И о первых мучительствах — а сколько их ему выпало! — рассказал Аввакум в подробностях. О буйных жителях села Лопатищи, чуть не до смерти убивших его в отместку за скоморохов, которых он изгнал, изломав их ухари и бубны и отняв медведей; о Василии Петровиче Шереметеве, повелевшем сбросить его в Волгу за то, что отказал он в благословении его сыну Матвею, срамному бритобрадцу; и о печальном начале своего протоиерейского служения в Юрьевце-Повольском, где прихожане, подзуженные начальниками-блудодеями, люто избили его батожьем и рычагами.
Начнешь вспоминать и не кончишь!.. Только перевел он дух в Москве, куда бежал из Юрьевца- Новольского под крыло друга, протопопа Неронова, как вошел в силу Никон, призванный царем на патриарший престол. Властолюбивый, хитрющий, мозговитый толстогуб принялся насаждать в церкви греко-римскую блудню. Сие угодно царю Алексею было для его политики противу туркского султана. Прямым наследником и заступником византийского упадка выходил теперь царь Великия, Малыя и Белыя России. Да неугодно ему было, что Никон сам над царской властью подняться возжелал.
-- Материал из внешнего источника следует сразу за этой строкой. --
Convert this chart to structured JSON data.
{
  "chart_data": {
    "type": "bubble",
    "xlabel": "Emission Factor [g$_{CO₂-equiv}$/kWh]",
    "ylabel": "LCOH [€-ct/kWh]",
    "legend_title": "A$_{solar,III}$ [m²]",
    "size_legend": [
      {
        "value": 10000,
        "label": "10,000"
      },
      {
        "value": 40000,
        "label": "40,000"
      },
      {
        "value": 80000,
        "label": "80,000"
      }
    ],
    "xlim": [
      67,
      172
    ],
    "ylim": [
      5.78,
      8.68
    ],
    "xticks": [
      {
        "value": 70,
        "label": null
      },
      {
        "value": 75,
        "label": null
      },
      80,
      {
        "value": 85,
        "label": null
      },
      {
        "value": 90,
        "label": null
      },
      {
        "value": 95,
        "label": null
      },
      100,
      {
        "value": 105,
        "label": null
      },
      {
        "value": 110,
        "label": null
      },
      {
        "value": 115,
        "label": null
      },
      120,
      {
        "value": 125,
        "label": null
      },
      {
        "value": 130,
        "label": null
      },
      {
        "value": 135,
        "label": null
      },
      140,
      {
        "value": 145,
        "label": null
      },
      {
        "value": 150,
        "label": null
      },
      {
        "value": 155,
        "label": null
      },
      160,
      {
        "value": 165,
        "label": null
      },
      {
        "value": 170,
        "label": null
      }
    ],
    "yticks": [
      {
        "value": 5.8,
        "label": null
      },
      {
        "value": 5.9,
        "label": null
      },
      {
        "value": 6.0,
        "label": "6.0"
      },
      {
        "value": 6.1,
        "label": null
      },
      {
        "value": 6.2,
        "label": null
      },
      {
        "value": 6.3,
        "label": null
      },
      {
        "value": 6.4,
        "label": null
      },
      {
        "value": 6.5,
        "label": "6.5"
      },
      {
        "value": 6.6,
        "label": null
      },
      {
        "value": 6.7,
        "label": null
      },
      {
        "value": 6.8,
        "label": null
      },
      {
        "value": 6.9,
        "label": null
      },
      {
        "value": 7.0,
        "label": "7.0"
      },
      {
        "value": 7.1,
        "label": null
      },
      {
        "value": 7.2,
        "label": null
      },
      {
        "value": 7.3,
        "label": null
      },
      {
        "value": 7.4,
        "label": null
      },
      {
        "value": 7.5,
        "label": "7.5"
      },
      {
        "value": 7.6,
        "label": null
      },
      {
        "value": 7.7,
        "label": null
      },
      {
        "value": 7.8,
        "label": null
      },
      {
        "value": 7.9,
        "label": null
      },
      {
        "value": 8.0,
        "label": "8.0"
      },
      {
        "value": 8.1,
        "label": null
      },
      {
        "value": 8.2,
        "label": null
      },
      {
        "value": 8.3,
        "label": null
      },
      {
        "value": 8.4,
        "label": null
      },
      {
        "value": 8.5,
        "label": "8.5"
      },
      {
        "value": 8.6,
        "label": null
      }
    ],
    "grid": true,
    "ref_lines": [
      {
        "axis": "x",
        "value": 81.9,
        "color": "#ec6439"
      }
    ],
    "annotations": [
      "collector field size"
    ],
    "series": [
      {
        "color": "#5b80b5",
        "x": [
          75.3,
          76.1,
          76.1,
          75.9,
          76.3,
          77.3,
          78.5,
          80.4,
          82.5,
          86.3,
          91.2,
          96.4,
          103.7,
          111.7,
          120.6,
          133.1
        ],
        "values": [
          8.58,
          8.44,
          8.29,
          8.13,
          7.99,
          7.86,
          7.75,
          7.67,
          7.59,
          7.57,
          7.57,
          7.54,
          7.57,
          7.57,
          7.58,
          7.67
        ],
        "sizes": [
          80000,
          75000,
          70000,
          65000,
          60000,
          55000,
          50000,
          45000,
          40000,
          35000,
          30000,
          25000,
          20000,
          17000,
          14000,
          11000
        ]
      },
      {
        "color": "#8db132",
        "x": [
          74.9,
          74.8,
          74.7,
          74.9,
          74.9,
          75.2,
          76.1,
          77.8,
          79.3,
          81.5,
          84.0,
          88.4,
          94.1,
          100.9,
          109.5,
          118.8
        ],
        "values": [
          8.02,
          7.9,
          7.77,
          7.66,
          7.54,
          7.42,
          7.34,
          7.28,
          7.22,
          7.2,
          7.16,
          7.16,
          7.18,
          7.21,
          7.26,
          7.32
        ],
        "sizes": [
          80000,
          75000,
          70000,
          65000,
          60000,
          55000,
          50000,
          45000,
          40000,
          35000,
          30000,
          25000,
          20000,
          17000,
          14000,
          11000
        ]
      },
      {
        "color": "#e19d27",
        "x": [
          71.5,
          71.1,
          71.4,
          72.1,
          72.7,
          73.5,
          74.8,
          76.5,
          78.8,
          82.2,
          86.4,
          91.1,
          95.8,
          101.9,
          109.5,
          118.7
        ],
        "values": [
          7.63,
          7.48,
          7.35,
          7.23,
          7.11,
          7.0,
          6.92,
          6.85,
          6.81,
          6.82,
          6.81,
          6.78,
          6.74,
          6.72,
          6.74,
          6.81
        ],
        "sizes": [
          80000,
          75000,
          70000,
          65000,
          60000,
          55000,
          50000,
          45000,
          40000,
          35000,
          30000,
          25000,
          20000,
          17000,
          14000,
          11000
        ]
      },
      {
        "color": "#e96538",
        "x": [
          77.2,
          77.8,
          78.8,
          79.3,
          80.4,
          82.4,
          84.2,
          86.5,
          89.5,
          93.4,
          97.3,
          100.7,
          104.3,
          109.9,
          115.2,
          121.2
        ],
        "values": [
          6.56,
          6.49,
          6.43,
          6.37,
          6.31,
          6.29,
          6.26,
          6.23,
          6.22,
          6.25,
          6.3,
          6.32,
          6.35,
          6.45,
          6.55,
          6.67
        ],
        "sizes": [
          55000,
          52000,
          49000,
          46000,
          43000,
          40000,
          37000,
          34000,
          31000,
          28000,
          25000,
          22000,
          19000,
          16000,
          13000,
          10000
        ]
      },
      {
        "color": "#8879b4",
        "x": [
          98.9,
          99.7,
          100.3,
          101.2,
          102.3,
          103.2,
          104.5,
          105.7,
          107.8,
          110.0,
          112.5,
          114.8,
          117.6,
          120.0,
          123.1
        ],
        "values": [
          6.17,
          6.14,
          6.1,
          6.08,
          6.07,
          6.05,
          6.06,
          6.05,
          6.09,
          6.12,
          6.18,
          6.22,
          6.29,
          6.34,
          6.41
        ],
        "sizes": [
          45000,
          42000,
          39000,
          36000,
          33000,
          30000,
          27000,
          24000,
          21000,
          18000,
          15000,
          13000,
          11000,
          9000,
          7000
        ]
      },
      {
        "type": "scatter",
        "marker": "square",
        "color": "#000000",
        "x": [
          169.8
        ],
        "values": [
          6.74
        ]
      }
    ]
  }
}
Но — это уже много после оказалось, а в те ранние поры новый патриарх, во всем от царя — доверенный, повел православную церковь под греко-римское ярмо, безжалостно расправляясь с супротивниками: кого в тюрьму, кого в ссылку, кого на тот свет.
…Тут и лучшие зашатались!.. Сам Неронов, настрадавшись по дальним монастырям, осунувшись плотью до лепестковой тонины, утратив надежду на торжество правды, принял три перста да с тем и отошел. Ему, миленькому, хоть тонкий лучик надежды, как в щели от лампадного огня, потребен был, дабы соблюсти душу. А ты выстой без надежды, без топкого лучика света, в непроглядной темени земляной могилы, где и хлеб едят, и ветхия испражняют; выстои, когда жена твоя и чада тоже брошены в мерзлую тундряную землю; да и не просто выстой, а укрепляй через тысячи верст преданных истинной вере и сокрушай вероотступников; выстой в грязи, смраде и духоте, когда достаточно тебе сложить трехперстую дулю — и сам царь тебя в объятия примет и с целованием к груди прижмет. Конечно, не нынешний, скудный духом младой Федор, а могутный отец его Алексей, прозванный Тишайшим, хотя крови больше самого Грозного пролил. Любил он в тайности чувств своих Аввакума, хотел мира с ним, в нем и царице открылся… Ближнего боярина и самого верного человека Артамона Матвеева сколько раз к нему посылал и сам возле его темницы в Николо-Угрешском монастыре со вздохами и стенаниями бродил в надежде размягчить душу протопопа. И Аввакум жалел его, сердцем жалел заблудшего государя, да ведь не бывает двух правд, правда одна, и коль сведома она тебе, то и держись ее до смертного часа. Но не ему Неронова судить. Может, потому и не снес искуса, бедненький, что не сподобил его господь дара письменного слововыражения. Не было выхода его душе.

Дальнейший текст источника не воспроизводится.